Looking back, they were right, but how does agriculture look going forward?
World food demand is expected to double by 2050, influenced by global population expansion and rising income levels. World grain production and consumption have increased fourfold since 1990.
Net cash farm income reached a record high of slightly more than $90 billion in 2008 but dropped significantly in 2009 to approximately $69 billion.
Net cash farm income for 2010 is expected to increase 23 percent, or $16.2 billion, and move well above the previous 10-year average.
Total cash receipts are expected to increase 6.5 percent to slightly more than $300 billion in 2010.
Crop cash receipts are forecast at $164 billion in 2010, $600 million above 2009, reflecting offsetting trends in different crop categories:
- Sales of corn for grain, the largest single source of crop cash receipts for U.S. farmers, is forecast at $40.3 billion in 2010.
- Soybean receipts in 2010 are expected to reach a record $30.5 billion, reflecting an expected record harvest and high soybean prices.
Livestock cash receipts are forecast at $137.5 billion in 2010.
- Dairy cash receipts are expected to increase $6.4 billion to $30.7 billion in 2010. Milk production is expected to increase through productivity gains.

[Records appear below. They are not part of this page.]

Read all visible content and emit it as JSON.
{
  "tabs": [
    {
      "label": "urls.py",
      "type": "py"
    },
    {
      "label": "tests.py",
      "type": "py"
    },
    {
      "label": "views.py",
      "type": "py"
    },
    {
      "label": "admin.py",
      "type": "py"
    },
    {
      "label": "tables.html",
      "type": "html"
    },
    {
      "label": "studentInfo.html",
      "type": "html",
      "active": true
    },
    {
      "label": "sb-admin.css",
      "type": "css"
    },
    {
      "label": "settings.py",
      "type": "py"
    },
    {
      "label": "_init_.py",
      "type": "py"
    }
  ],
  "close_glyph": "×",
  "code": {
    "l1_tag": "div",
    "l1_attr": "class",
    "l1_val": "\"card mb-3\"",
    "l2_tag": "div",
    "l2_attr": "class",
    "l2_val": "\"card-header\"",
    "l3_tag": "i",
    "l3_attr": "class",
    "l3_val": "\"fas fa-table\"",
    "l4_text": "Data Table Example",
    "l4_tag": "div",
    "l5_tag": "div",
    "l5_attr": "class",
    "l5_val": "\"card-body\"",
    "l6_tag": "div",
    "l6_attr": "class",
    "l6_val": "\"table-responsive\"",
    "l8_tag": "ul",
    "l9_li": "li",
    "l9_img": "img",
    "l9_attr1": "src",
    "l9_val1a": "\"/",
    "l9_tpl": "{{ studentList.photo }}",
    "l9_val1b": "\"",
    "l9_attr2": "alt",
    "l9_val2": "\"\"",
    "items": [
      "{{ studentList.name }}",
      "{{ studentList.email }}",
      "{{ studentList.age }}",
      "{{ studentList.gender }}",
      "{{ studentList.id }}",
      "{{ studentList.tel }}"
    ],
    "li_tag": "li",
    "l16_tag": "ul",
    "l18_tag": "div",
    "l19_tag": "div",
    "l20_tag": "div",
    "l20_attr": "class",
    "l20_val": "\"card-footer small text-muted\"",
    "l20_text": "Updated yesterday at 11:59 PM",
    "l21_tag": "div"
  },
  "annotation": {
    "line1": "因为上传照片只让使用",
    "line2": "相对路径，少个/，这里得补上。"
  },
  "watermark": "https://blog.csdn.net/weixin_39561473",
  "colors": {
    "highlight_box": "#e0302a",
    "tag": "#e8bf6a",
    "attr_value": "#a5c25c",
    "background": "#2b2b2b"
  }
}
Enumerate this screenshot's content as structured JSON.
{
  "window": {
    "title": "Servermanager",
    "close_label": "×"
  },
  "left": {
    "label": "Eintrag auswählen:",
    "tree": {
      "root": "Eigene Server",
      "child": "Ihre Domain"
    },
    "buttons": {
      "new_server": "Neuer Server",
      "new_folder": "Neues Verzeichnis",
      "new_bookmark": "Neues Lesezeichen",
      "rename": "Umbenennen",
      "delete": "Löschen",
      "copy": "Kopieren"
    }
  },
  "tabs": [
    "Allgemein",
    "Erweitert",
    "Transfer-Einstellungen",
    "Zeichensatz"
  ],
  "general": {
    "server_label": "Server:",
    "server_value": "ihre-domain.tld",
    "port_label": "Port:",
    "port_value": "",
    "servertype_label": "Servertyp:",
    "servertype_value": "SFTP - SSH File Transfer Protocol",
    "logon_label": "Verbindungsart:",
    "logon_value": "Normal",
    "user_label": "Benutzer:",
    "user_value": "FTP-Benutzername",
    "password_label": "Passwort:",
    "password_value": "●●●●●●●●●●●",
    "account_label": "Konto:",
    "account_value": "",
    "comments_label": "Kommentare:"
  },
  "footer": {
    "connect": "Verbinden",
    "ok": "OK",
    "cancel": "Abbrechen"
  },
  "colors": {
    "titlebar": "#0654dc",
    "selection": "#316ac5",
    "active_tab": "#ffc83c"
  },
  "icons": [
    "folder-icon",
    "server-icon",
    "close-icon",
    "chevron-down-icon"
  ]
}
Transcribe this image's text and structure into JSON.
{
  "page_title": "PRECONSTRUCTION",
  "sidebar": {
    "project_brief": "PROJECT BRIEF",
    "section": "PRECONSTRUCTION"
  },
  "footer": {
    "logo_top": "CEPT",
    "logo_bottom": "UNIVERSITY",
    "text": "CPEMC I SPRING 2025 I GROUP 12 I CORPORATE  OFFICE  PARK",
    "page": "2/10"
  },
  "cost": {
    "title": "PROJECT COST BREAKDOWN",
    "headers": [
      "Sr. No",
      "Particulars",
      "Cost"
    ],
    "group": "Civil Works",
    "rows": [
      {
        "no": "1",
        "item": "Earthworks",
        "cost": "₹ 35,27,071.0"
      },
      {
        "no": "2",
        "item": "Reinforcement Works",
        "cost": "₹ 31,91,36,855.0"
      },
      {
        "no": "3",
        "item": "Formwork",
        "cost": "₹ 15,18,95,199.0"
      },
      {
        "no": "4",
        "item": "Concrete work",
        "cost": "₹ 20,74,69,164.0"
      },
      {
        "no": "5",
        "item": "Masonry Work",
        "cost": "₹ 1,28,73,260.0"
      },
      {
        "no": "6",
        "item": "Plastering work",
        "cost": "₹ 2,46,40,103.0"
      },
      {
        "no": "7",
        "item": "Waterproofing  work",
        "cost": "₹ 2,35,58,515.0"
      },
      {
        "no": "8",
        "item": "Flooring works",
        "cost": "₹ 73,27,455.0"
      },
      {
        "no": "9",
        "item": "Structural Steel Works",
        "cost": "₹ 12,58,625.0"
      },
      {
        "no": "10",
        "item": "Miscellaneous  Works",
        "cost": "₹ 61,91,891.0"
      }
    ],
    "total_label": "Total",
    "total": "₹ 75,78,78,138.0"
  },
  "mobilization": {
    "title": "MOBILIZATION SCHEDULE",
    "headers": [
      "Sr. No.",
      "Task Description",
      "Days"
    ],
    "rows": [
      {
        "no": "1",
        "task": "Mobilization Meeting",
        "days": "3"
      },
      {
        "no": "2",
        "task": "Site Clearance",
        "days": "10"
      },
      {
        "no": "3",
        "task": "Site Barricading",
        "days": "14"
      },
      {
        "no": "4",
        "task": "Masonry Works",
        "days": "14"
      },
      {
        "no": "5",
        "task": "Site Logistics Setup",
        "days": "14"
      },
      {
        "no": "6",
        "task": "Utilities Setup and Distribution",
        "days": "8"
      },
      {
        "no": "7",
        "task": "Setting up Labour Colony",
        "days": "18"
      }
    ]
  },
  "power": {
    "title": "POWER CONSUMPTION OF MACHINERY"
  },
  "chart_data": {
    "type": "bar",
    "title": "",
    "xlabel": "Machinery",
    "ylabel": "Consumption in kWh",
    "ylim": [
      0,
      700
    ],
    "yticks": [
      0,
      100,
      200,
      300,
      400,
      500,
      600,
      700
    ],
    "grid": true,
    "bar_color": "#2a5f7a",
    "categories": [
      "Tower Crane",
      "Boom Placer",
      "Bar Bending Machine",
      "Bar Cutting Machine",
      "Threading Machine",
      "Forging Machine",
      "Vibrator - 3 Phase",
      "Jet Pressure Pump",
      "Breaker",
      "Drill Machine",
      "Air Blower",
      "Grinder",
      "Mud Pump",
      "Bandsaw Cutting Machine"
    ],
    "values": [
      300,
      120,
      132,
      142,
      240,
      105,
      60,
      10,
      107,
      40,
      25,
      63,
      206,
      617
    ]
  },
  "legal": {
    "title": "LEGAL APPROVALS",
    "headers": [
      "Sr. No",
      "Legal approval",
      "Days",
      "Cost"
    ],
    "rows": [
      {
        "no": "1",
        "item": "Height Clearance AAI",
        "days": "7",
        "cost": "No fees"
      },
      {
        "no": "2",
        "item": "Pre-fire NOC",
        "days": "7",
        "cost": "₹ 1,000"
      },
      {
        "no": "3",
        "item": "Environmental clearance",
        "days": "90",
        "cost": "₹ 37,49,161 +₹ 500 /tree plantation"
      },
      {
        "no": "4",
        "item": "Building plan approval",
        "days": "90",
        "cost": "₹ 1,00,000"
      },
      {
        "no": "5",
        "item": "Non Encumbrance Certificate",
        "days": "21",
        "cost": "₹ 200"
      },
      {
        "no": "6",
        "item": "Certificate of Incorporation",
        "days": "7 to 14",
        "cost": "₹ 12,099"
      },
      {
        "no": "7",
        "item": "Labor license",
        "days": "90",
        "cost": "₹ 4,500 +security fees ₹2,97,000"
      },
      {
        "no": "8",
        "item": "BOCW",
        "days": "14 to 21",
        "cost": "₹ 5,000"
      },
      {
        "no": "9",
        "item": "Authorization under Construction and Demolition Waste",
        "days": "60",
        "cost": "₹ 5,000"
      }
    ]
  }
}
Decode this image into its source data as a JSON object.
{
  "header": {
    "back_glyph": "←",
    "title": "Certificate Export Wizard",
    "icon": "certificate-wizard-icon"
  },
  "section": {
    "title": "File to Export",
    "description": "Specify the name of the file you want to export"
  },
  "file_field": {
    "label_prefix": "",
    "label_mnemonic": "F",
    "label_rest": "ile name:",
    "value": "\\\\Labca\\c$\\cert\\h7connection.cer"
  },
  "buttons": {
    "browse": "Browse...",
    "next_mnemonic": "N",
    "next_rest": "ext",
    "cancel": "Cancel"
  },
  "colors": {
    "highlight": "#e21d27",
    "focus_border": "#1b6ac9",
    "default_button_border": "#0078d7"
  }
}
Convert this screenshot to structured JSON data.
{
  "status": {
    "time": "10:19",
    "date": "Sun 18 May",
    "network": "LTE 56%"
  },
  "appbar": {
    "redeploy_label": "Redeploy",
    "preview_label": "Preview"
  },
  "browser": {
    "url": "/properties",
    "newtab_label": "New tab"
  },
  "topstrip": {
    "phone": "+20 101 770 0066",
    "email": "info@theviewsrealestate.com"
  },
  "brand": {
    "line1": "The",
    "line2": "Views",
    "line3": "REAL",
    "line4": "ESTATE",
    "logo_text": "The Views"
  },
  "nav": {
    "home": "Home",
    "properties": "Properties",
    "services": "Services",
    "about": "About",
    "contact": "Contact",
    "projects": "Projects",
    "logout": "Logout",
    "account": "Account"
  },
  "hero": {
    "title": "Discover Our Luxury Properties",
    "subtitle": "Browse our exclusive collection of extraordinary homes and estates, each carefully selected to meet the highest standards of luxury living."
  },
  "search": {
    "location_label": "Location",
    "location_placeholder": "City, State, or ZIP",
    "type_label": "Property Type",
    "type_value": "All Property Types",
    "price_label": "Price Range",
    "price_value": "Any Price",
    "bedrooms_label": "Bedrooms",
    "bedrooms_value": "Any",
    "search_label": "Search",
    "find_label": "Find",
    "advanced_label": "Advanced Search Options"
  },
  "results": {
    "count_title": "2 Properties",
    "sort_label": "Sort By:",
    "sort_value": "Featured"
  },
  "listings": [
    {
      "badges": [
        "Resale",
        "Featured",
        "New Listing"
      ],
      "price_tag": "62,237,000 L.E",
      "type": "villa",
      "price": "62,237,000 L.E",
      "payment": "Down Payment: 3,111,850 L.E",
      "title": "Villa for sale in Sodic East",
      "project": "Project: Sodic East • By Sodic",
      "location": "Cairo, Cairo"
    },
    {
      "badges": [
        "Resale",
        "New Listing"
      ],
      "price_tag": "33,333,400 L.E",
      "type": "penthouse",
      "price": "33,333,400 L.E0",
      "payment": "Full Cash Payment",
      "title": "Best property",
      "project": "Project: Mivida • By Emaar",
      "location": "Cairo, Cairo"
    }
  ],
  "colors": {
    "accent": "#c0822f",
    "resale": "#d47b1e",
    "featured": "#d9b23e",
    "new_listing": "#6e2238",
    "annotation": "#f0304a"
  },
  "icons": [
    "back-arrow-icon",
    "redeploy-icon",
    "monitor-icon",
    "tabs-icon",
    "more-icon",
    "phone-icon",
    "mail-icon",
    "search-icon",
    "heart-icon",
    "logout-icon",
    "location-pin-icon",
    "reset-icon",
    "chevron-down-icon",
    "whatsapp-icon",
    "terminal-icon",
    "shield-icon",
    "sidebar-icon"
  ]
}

Milk prices also are expected to increase.
- Cattle cash receipts could increase to $48.6 billion in 2010, based on expected higher prices.
- Hog receipts could rise to $18.1 billion in 2010, due to lower hog numbers and improved domestic and foreign demand.
Producers will rely less on government farm payments compared to recent years, leveling out at nearly 14 percent of net cash farm income. Fixed direct payments and conservation program payments will anchor government support to producers.
Farm production expenses are expected to increase 1.1 percent in 2010 after a 4.1 percent decline in 2009.
The farm sector balance sheet will remain favorable. A solid foundation for net cash farm income boosts asset accumulation and debt management.
The future outlook for agriculture is positive. I would offer today’s students the same advice my economics professors gave 40 years ago: U.S. agriculture will continue to play a prominent role in the global economy and will provide excellent opportunities for those who elect to work in this industry.